Thanks to Senator Orrin Hatch, that smack-shootin’ devil dog rebel, the dummies at the dumb DEA have been cowed into rethinking, or at least rescheduling, their dumb ban on the highly useful herbal painkiller kratom.
Hatch’s Dear Colleagues letter, asking the rest of Congress to rein in the addled agency (sometimes I think they’re taking all of the drugs they confiscate), was the final and largest swing in the month-long fight to at least give the public and lawmakers a chance to protest this stupidity.
Of course, I’m really happy, particularly for the chronic pain sufferers who will get a few more months of being able to function without having to pummel their livers with Vicodin. I’m also happy for the people who won’t get mugged by all the heroin addicts who were using kratom to stay clean. This may well include me.
However, I am also really kicking myself for using up all that nice kratom soap that I had in a single week. That stuff is really good for your skin, and your skin can’t absorb all the antioxidants in one week of intensive scrubbing. But you can’t be too paranoid about the DEA; before I found out the ban had been postponed, I had considered cleaning out the soap dish I was keeping the kratom soap in just in case they already have drug dogs trained on the stuff. Who knows how many molecules of mitragynine it takes to land in jail? The green goo in the dish was VISIBLE.

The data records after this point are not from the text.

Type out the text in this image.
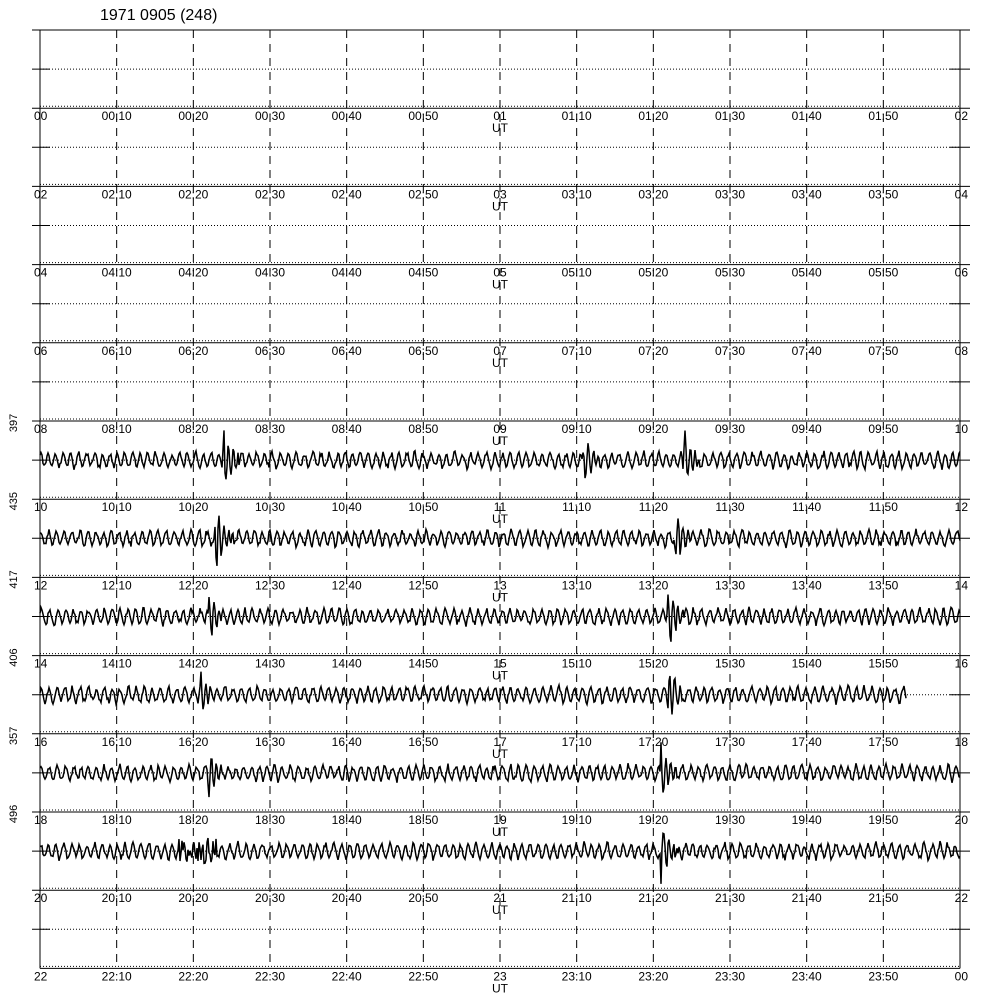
1971 0905 (248)
00	00:10	00:20	00:30	00:40	00:50	01	01:10	01:20	01:30	01:40	01:50	02
UT
02	02:10	02:20	02:30	02:40	02:50	03	03:10	03:20	03:30	03:40	03:50	04
UT
04	04:10	04:20	04:30	04:40	04:50	05	05:10	05:20	05:30	05:40	05:50	06
UT
06	06:10	06:20	06:30	06:40	06:50	07	07:10	07:20	07:30	07:40	07:50	08
UT
08	08:10	08:20	08:30	08:40	08:50	09	09:10	09:20	09:30	09:40	09:50	10
UT
10	10:10	10:20	10:30	10:40	10:50	11	11:10	11:20	11:30	11:40	11:50	12
UT
397
12	12:10	12:20	12:30	12:40	12:50	13	13:10	13:20	13:30	13:40	13:50	14
UT
435
14	14:10	14:20	14:30	14:40	14:50	15	15:10	15:20	15:30	15:40	15:50	16
UT
417
16	16:10	16:20	16:30	16:40	16:50	17	17:10	17:20	17:30	17:40	17:50	18
UT
406
18	18:10	18:20	18:30	18:40	18:50	19	19:10	19:20	19:30	19:40	19:50	20
UT
357
20	20:10	20:20	20:30	20:40	20:50	21	21:10	21:20	21:30	21:40	21:50	22
UT
496
22	22:10	22:20	22:30	22:40	22:50	23	23:10	23:20	23:30	23:40	23:50	00
UT
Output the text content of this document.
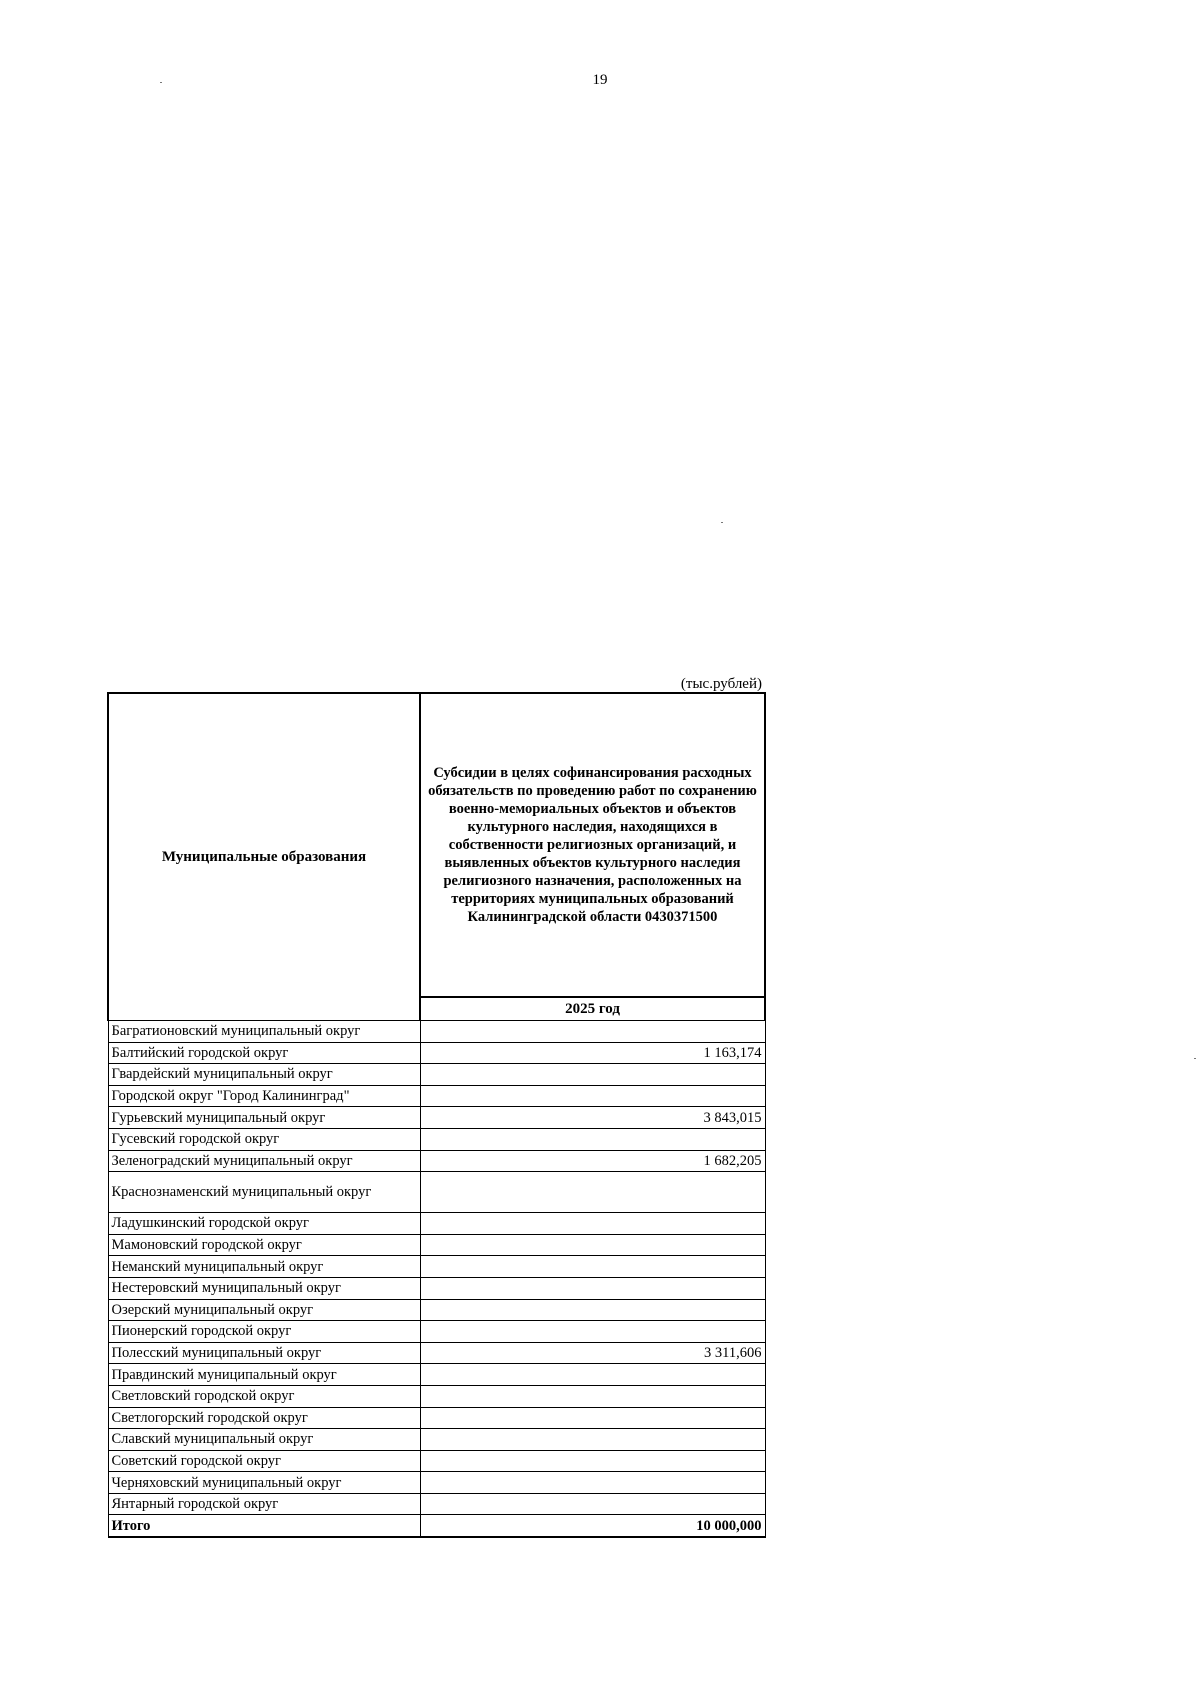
19
(тыс.рублей)
Муниципальные образования	Субсидии в целях софинансирования расходных обязательств по проведению работ по сохранению военно-мемориальных объектов и объектов культурного наследия, находящихся в собственности религиозных организаций, и выявленных объектов культурного наследия религиозного назначения, расположенных на территориях муниципальных образований Калининградской области 0430371500
	2025 год
Багратионовский муниципальный округ	
Балтийский городской округ	1 163,174
Гвардейский муниципальный округ	
Городской округ "Город Калининград"	
Гурьевский муниципальный округ	3 843,015
Гусевский городской округ	
Зеленоградский муниципальный округ	1 682,205
Краснознаменский муниципальный округ	
Ладушкинский городской округ	
Мамоновский городской округ	
Неманский муниципальный округ	
Нестеровский муниципальный округ	
Озерский муниципальный округ	
Пионерский городской округ	
Полесский муниципальный округ	3 311,606
Правдинский муниципальный округ	
Светловский городской округ	
Светлогорский городской округ	
Славский муниципальный округ	
Советский городской округ	
Черняховский муниципальный округ	
Янтарный городской округ	
Итого	10 000,000
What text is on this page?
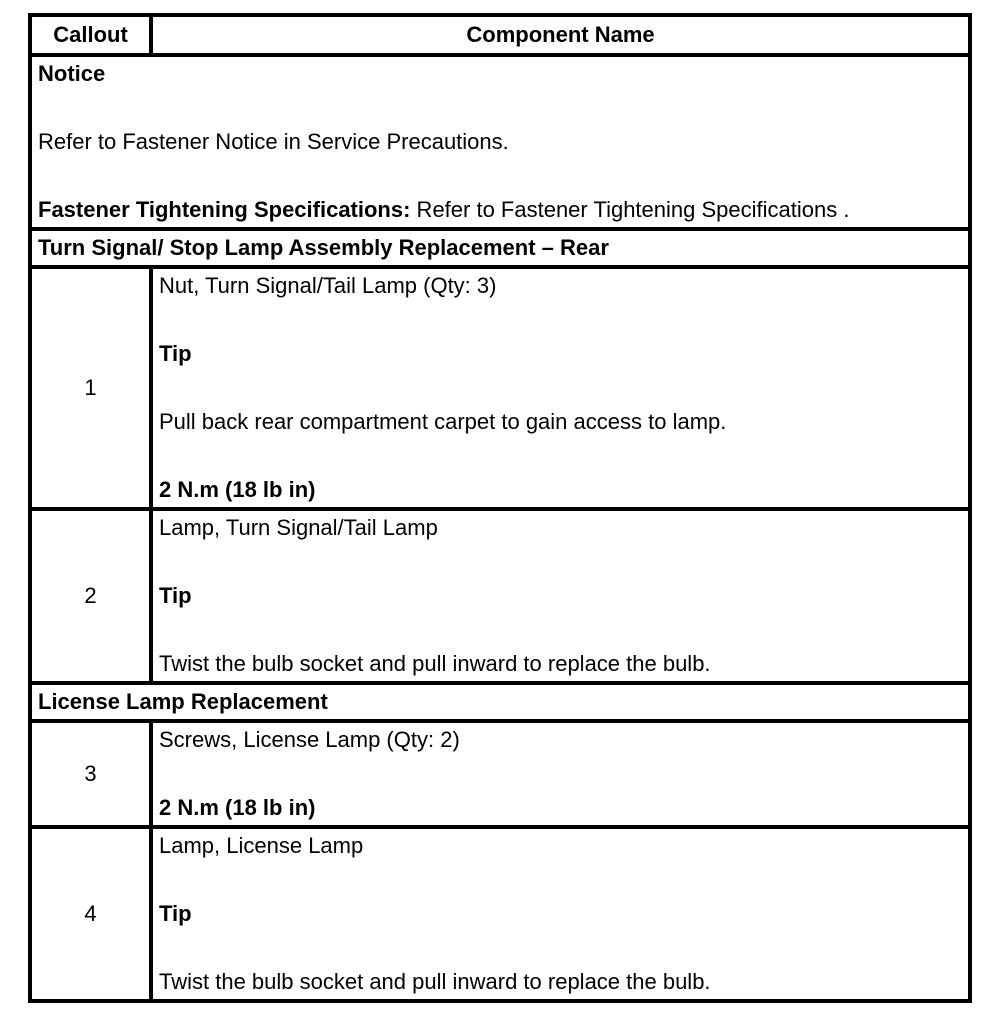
Callout	Component Name

Notice

Refer to Fastener Notice in Service Precautions.

Fastener Tightening Specifications: Refer to Fastener Tightening Specifications .	

Turn Signal/ Stop Lamp Assembly Replacement – Rear	
1	Nut, Turn Signal/Tail Lamp (Qty: 3)

Tip

Pull back rear compartment carpet to gain access to lamp.

2 N.m (18 lb in)

2	Lamp, Turn Signal/Tail Lamp

Tip

Twist the bulb socket and pull inward to replace the bulb.

License Lamp Replacement	
3	Screws, License Lamp (Qty: 2)

2 N.m (18 lb in)

4	Lamp, License Lamp

Tip

Twist the bulb socket and pull inward to replace the bulb.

Do I sound paranoid? You’d be paranoid too if you’d lived through a drug raid. When I was 21, the police in Madison, WI spent ten grand in taxpayer dollars drug-busting the punk house I lived in. Too bad they were nine months too late to catch the dealer. We didn’t know how much pot that Mafia kid in the upstairs bedroom was selling, and we were shocked to find out; the reason we kicked him out was because he kept throwing his girlfriend at the wall so hard he put holes in the plaster. We wanted at least some of our security deposit back…
Since we were all poor, only one person in the house was found with any drugs at all: the obnoxious, whining skeeve who was on SSI had a couple of grams of pot, and he had his rich parents hire him a lawyer (long story; he’s the person who made me hate welfare). The rest of us got to, for no reason whatsoever, face the wrath of a bunch of humiliated drug cops who would have to go back to their bosses with a tiny rumpled baggie of marijuana.
After waking me up from a drunken slumber on the downstairs couch at gunpoint (white privilege caused me to keep my wits about me, figure out that this was not a dream, and actually put my hands up within about a half-second of their shoving the gun in my drowsy face), the cops did everything they could to exorcise the demons of their failure at our expense. After they’d plastic-handcuffed everybody and herded us into the kitchen, we got to listen as they tore our house and all of our possessions apart.
The worst part was hearing my guinea pig screaming overhead. From what I could hear, they seemed to have dumped him out of his cage and were letting the drug dog chase him around. WHILE THEY LAUGHED. They threw everything in my bedroom into the center of the room (I swear it was out of sheer spite and bitterness at not having found any drugs to pin on me), and when the ordeal was finally over, the poor guinea pig spent days cowering under the mess in the center of the floor, refusing to come out. I could hardly blame him.
Meanwhile, we were all carted off to spend the day in jail while they went over everything with a fine-toothed comb. I used my phone call to call my boss; I was scheduled to work that day. They told me jail was a very bad excuse, and I was fired.
But the Madison drug cops didn’t just cost me my livelihood; they eventually cost me my home and ruined my credit. After the raid, everybody who did occasionally use drugs was spooked, and they began to move out, not bothering to find subletters or tell us where they were going. The remaining three people didn’t have the money to put together rent payments between us, so we wound up evicted and homeless. The final cherry on the shit sundae was placed on top by the landlord: the cops had done so much damage to the structure of the beautiful old house that he sued ME for damages.
Granted, he was a nice old guy, and I felt terrible that the place was ruined, as it was really well-kempt when we moved in. And we weren’t completely innocent: once the cops destroyed the place, my stupider roommates thought “oh well, it’s already wrecked, so I might as well spray paint the walls.” But I couldn’t even begin to pay up on the lawsuit, so I went into my twenties with the credit rating of a derelict.
So sue me. When and if the ban goes through, I’m going to OCD that soap dish till it shines like the top of the Empire State Building.